Often when you encounter an unusual piece it is useful to think about and step back from your immediate reaction and try and ask why? What are my expectations of a piece of media work? What are these expectations, why are these my starting points? Might I not begin from other expectations or might my expectations be fluid over time rather than static or fixed in a particular mode.

This is your last short piece on the theme memory. It is often useful to look at the work you are producing together either in one place or one viewing. When you see your work before you that has been produced over a concentrated period of time you often notice similarities, recurring themes, repeated techniques. Things about your own approach and starting points that unless your work is together can remain hidden even from your own view. Before beginning to think about the direction of your final project look at your work together and try to notice how you go about its construction. What things keep cropping up? Why? Are they constructive or limiting?

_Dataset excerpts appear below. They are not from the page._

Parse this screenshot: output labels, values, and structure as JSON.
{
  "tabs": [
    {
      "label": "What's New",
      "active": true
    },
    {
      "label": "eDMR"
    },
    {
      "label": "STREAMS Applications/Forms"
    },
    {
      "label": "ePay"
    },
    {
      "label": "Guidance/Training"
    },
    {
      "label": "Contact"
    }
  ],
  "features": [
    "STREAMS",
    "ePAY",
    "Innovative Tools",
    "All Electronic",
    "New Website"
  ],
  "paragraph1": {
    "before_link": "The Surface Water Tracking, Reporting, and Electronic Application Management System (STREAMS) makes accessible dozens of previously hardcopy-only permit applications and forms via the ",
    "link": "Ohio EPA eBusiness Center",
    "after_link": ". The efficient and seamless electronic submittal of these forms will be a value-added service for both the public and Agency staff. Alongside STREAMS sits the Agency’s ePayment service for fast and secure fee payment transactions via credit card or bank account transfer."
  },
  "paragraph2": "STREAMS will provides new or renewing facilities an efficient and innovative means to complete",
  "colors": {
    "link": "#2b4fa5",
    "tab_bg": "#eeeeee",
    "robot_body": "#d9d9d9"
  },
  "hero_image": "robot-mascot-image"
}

Media producers, filmmakers, visual artists, animators, photographers, all develop from influences, interests, obsessions, particular starting points. They don’t produce in a vacuum but within particular contexts within a set of particular conditions. The best reflect, steal, remake, transform and revisit the work of others in their own and often oblique but associative fields.

This approach should be starting to become evident in your own research and your own work. As an example of the above and the importance of influences, a wide breadth of experience of your field of interest and past makers within it I want you to have a look at some of Tarkovsky’s work and how it has influenced the work of two contemporary experimental artists Jane and Louise Wilson.

Tarkovsky

In 1972, he completed Solaris, an adaptation of the novel Solaris by Stanisław Lem. He had worked on this together with screenwriter Fridrikh Gorenshtein, as early as 1968. The film was presented at the Cannes Film Festival and won the Grand Prix Spécial du Jury and the FIPRESCI prize and was nominated for the Palme d’Or. From 1973 to 1974, he shot the film The Mirror, a highly autobiographical film drawing on his childhood and incorporating some of his father’s poems. Tarkovsky had worked on the screenplay for this film since 1967, under the consecutive titles Confession, White day and A white, white day. From the beginning the film was not well received by Soviet authorities due to its content and its perceived elitist nature.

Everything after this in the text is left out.